Sharing memories and stories with someone who is dying, and memorializing those who have passed, honors your history and gives voice to how much you will miss each other. These conversations, while difficult, become lasting and precious memories. You may fumble for the right words, but sharing grief thwarts the isolation and loneliness of a great loss.


When talking about sex, be clear about your needs despite the risk of embarrassment or rejection.

Sex conversations require you to put your needs into words, while also listening to what your partner craves. This is emotionally risky, as you expose yourself to the possibility of embarrassment, guilt and rejection. You might discover you and your partner are incompatible, or that the conversation leads to more questions. However, talking plainly brings problems into the open and provides a chance to work through conflict.

Sex worker and performer Ty Mitchell recommends starting with a question borrowed from LGBT culture: “What are you into?” This question prompts a conversation about what you want and expect – whether it’s a casual hook-up or long-term relationship – and what your partner might need.


Financial psychologist Brad Klontz categorizes people’s attitudes toward money into four personality types: “money vigilance, money worship, money avoidance and money status.” Your type affects your financial choices. When people in a relationship have mismatched approaches to money, problems arise.

Discussing each other’s positions and exploring how your background, experiences and upbringing influence your view of money can bring deeper issues to light. Once you’ve addressed these issues, you can talk about them openly and shrug off the emotional baggage.

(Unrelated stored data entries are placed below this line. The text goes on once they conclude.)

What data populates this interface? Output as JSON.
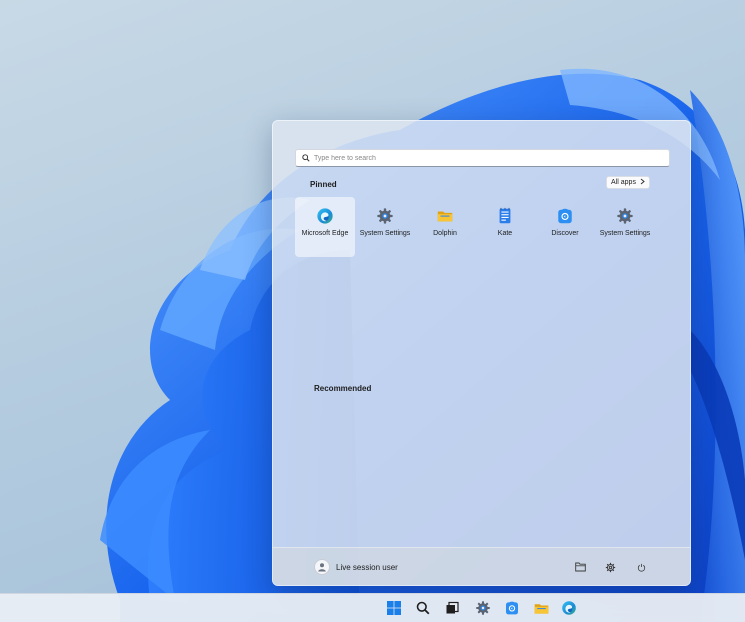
{
  "start_menu": {
    "search_placeholder": "Type here to search",
    "pinned_title": "Pinned",
    "all_apps_label": "All apps",
    "pinned_apps": [
      {
        "label": "Microsoft Edge",
        "icon": "edge-icon",
        "selected": true
      },
      {
        "label": "System Settings",
        "icon": "gear-icon",
        "selected": false
      },
      {
        "label": "Dolphin",
        "icon": "folder-icon",
        "selected": false
      },
      {
        "label": "Kate",
        "icon": "text-editor-icon",
        "selected": false
      },
      {
        "label": "Discover",
        "icon": "store-icon",
        "selected": false
      },
      {
        "label": "System Settings",
        "icon": "gear-icon",
        "selected": false
      }
    ],
    "recommended_title": "Recommended",
    "user_name": "Live session user"
  },
  "taskbar": {
    "items": [
      "start-icon",
      "search-icon",
      "task-view-icon",
      "gear-icon",
      "store-icon",
      "folder-icon",
      "edge-icon"
    ]
  },
  "colors": {
    "accent": "#1a73e8",
    "wallpaper_blue": "#1e6ff0"
  }
}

Ideally, family surrounds you with love and support, and it provides a protective buffer from the outside world. Unfortunately, in many cases family relationships give rise to hurt, built-up resentment and contempt. Conflicts are almost inevitable

Finding the right time for a hard family conversation is essential. The years may take the edge off conflict or, conversely, give resentments time to fester. For example, when the sister of radio station personality Yesi Ortiz struggled with drug abuse, Ortiz took custody of her sibling’s six children. When the eldest boy turned 21, Ortiz had trouble relinquishing control or giving him the space to find his own way. In retrospect, she wishes that she had listened more to what he needed, withheld judgment and spoken to him as an adult rather than a charge – skills she developed as the other children grew older.

Relationships often evolve and establish new boundaries through incremental conversations, as filmmaker Desiree Akhavan learned when she came out as a lesbian to her conservative Iranian family. At first, her parents were devastated. But with time and through many conversations, they accepted her lifestyle and welcomed her girlfriend into the family


Attorney Liam Lowery, a trans man, approaches identity conversations cautiously but openly – particularly when it’s with someone unfamiliar with gender identity issues.

Hard talks about identity dynamics are personal and intimate. They get to the heart of how you see yourself and others.

Finding out about other people’s family histories is an effective way to move beyond stereotypes and discard assumptions. Sharing personal histories allows people to see the nuance and detail of what makes each individual special and highlights the similarities of the human experience.

“Identity conversations are about creating space for differences – differences that are layered with power and pain – in the hopes of creating a feeling of connection, or at least a sense of peace with the distance that remains.”